We have had our fun. For over a century the West has drained the world of its coal and oil, torn down its forests and clogged its atmosphere for the sake of wealth. No one but the odd recalcitrant Texan even tries to deny this anymore. We might protest that we cannot be held responsible for the ignorance of our predecessors; still, try as we might to repent by reusing plastic bags and powering the occasional speed camera with a solar panel, we cannot change the fact that the cumulative prosperity we have inherited was built on generations of environmental neglect.
We might be tempted to point out that the West’s carbon emissions have levelled off in the past decade, and even begun to decline in a few countries, at least per capita, but our apparent restraint is more likely a result of our tendency to outsource grubby businesses like manufacturing to developing countries that are generally more concerned with putting food on the table than keeping noxious gas out of the air. What’s more, we still manage to put out several times more carbon per head than global workshops like China and India.
Despite the fairly obvious moral imperatives, too often the developed world shirks its environmental duties, arguing that any serious attempt to cut emissions through a carbon tax or large-scale adoption of clean energy sources would bring about instant economic chaos. That this basic assumption is so rarely questioned can only be down to a dearth of political will, though the tendency of environmentalists to portray global warming as an inevitable apocalypse does not exactly help.
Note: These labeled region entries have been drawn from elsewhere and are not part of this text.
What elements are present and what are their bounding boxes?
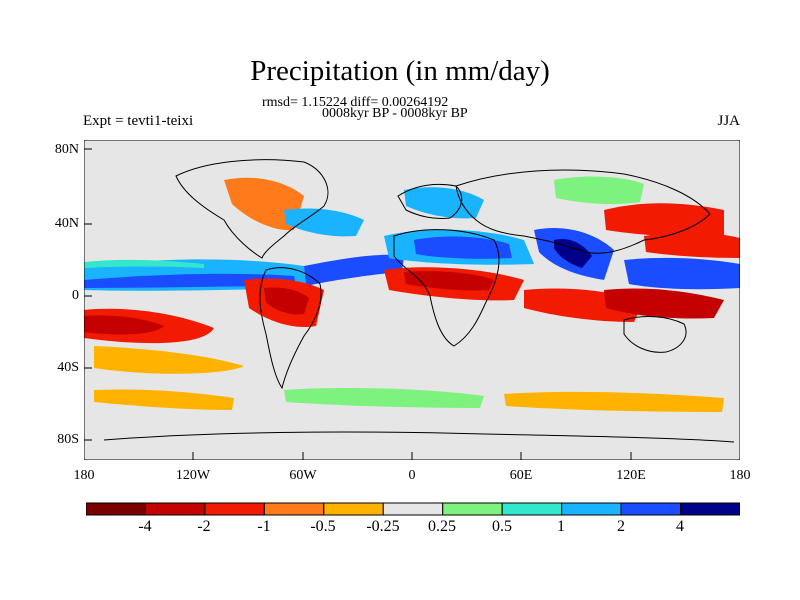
anomaly-patch [504, 391, 724, 412]
colorbar-box [442, 502, 503, 516]
coastline [623, 316, 687, 353]
anomaly-patch [94, 389, 234, 410]
coastline [175, 159, 329, 259]
colorbar-label: -0.25 [366, 518, 400, 535]
season-label: JJA [717, 113, 740, 129]
lon-label: 0 [408, 468, 416, 483]
colorbar-label: 0.5 [492, 518, 512, 535]
colorbar-box [561, 502, 622, 516]
lon-label: 120W [175, 468, 211, 483]
anomaly-patch [404, 187, 484, 219]
anomaly-patch [284, 388, 484, 408]
anomaly-patch [94, 346, 244, 374]
precipitation-map [84, 140, 740, 460]
anomaly-patch [404, 271, 494, 291]
anomaly-patch [604, 203, 724, 237]
colorbar-label: 1 [557, 518, 565, 535]
anomaly-patch [644, 232, 740, 258]
colorbar-box [501, 502, 563, 516]
lon-label: 180 [73, 468, 95, 483]
lat-label: 40N [54, 216, 79, 231]
anomaly-patch [284, 208, 364, 237]
chart-title: Precipitation (in mm/day) [250, 55, 550, 87]
anomaly-patch [304, 254, 404, 286]
colorbar-box [620, 502, 682, 516]
coastline [397, 183, 463, 219]
colorbar-box [680, 502, 740, 516]
anomaly-patch [84, 315, 164, 335]
colorbar-label: -1 [257, 518, 271, 535]
lon-label: 60E [509, 468, 533, 483]
colorbar-box [323, 502, 384, 516]
lon-label: 120E [616, 468, 646, 483]
lat-label: 80S [57, 432, 79, 447]
lon-label: 180 [729, 468, 751, 483]
period-line: 0008kyr BP - 0008kyr BP [322, 106, 468, 121]
lat-label: 40S [57, 360, 79, 375]
axis-ticks [84, 140, 740, 460]
anomaly-patch [224, 177, 304, 231]
colorbar-box [204, 502, 265, 516]
lat-label: 80N [54, 142, 79, 157]
colorbar-label: 4 [676, 518, 684, 535]
coastline [393, 229, 500, 347]
experiment-label: Expt = tevti1-teixi [83, 113, 194, 129]
coastline [259, 267, 322, 390]
colorbar-box [263, 502, 325, 516]
colorbar-box [86, 502, 146, 516]
coastlines [103, 159, 735, 443]
colorbar [86, 502, 740, 516]
colorbar-label: -0.5 [310, 518, 336, 535]
colorbar-label: 0.25 [428, 518, 456, 535]
anomaly-patch [414, 236, 512, 259]
anomaly-patch [554, 238, 592, 268]
stats-line: rmsd= 1.15224 diff= 0.00264192 [262, 95, 449, 110]
anomaly-patch [84, 273, 296, 288]
coastline [455, 169, 711, 254]
colorbar-box [144, 502, 206, 516]
anomaly-patch [624, 257, 740, 290]
lon-label: 60W [289, 468, 317, 483]
colorbar-label: -2 [197, 518, 211, 535]
colorbar-box [382, 502, 444, 516]
anomaly-patch [554, 176, 644, 205]
colorbar-label: -4 [138, 518, 152, 535]
anomaly-patches [84, 176, 740, 412]
lat-label: 0 [72, 288, 79, 303]
coastline [103, 431, 735, 443]
anomaly-patch [604, 288, 724, 319]
anomaly-patch [84, 259, 204, 268]
anomaly-patch [264, 287, 309, 315]
colorbar-label: 2 [617, 518, 625, 535]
Such assumptions do not stand up to much scrutiny. A carbon tax could quite easily be offset by cuts in taxes elsewhere. Managed well, such a move would create an incentive to purchase low-carbon products and fuels without being too much of an impact on the economy’s overall tax burden and unduly aggravating voters. Green fuels may be uncompetitive at the moment, but the cost of solar power halves every few years and so may be cheaper than coal within a decade while the price of fossil fuels can only rise in the long term.
The developed world is in a unique position to take these sorts of steps. Our consumers still provide the bulk of global demand for carbon-producing goods and our universities and companies have most of the knowledge and capital needed to make green energy commercially viable. Only the developed world is in a position to both funnel investment into green technology and create an embryonic market for it through a carbon tax. The developed world should act now. Not just out of moral obligation, but because we can where others cannot.